A faithful Christian will not only look back but will also look forward—in hope, by faith, with love. Somehow, the church has evolved a myopic view of nature in that it is willing to envision itself on the other side of the eternal shore, witnessing God’s glory in person, but failing to see the rest of the creation redeemed in him.
In all its vivid imagery and narration, biblical apocalyptic literature weaves creation into eternity—the beautiful garden city with streams of water and fruit-bearing trees (Rev 22:1-2). Revelation 5:13 paints a picture of universal adoration of the Creator King where every creature in heaven and on earth sings out an anthem to its maker and sustainer. As if this weren’t enough, the Lord has often been described as a lamb—a vivid picture of the redemption wrought in the language of creation (Rev 5:6, 8, 12; 6:1; 7:17; 14:1; 19:7; 22:1). In his prophetic vision of God’s millennial reign, Isaiah witnesses the wolf and the lamb eating together, a sign of peace (Isa 65:25). God’s language and vision depict his creation living in harmony again.
The eschatological view is not about “I-me-myself” but the whole of creation rejoicing together with the Creator. Such a glorious celebratory view of creation helps us correct our vision to witness and work toward God’s creation from the biblical perspective.
Looking at the Present
A Christian’s current view merges the biblical past and the eschatological future into the present. Between naming the animals in the Garden of Eden (Gen 2:20) and being named in the Lamb’s book of life (Rev 21:27) in the garden city, the creation is groaning for redemption (Rom 8:22). What then should be our rightful response?

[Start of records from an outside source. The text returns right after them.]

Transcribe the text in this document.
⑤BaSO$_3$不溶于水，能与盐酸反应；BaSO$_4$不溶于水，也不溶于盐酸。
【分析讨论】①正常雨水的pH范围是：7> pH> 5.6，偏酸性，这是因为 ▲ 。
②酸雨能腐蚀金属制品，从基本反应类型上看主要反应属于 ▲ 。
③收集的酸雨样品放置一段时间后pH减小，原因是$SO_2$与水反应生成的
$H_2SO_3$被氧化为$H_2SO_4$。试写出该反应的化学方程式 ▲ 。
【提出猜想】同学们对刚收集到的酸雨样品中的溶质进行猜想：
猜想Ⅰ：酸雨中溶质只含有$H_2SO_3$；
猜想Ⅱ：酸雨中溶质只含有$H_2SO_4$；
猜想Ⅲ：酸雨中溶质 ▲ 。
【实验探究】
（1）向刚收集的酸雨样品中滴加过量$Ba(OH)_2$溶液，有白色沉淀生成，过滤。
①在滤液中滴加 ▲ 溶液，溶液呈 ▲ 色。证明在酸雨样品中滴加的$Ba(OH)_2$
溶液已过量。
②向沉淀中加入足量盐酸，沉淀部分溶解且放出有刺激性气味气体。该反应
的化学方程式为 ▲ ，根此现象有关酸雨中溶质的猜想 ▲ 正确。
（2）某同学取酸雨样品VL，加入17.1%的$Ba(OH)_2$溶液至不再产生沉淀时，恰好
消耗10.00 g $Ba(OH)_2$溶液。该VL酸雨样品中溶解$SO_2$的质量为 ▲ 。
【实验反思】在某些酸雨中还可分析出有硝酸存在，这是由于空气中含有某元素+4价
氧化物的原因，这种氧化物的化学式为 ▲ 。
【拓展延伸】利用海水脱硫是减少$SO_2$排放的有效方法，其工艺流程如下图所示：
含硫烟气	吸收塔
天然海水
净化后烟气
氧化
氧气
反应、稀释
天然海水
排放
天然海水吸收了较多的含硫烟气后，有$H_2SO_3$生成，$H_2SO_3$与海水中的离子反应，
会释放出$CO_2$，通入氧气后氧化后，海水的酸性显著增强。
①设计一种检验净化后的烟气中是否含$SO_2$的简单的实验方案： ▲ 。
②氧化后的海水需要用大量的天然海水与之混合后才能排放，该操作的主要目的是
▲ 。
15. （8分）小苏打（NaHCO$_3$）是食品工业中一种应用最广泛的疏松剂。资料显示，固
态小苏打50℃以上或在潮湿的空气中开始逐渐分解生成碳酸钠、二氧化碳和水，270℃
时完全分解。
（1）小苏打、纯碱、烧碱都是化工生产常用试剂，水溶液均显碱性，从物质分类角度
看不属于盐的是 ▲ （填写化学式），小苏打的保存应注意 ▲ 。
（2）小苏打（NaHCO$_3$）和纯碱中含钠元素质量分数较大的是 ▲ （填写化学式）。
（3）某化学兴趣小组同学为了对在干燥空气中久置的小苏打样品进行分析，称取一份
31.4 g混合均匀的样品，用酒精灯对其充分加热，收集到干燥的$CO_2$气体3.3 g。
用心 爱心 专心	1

A repentant heart is a good starting point. We often attempt to dethrone God in reigning over his creation. God owns his creation; we are care-givers on God’s behalf—a delegated ownership. The call to care for creation is upon every person; more so, it is on every Christian to partner with God in this redemptive mission. Romans 8 doesn’t merely stop at the birth pangs of creation awaiting redemption. It reminds us that every believer has the first fruits of the Spirit (Rom 8:23) and the help rendered by the Spirit in our infirmities to make intercession. A hermeneutical rendering of the text through the lens of creation implores every believer to seek the Spirit’s help in this calling towards creation care through prayer and partnership. Our pursuit then of care for creation is not a man-centric effort but a God-enabled mission for his glory and our good.
While we presently go through metamorphosis every day and look forward to his millennial reign, we have a mandate for his mission on earth. How then can we remain inactive or indifferent to God’s work in creation? Small beginnings go a long way; prayer and partnership with God in caring for the Earth matter. Every nascent small step counts—for us, for the generations to come, and for God. Be the change the creation needs!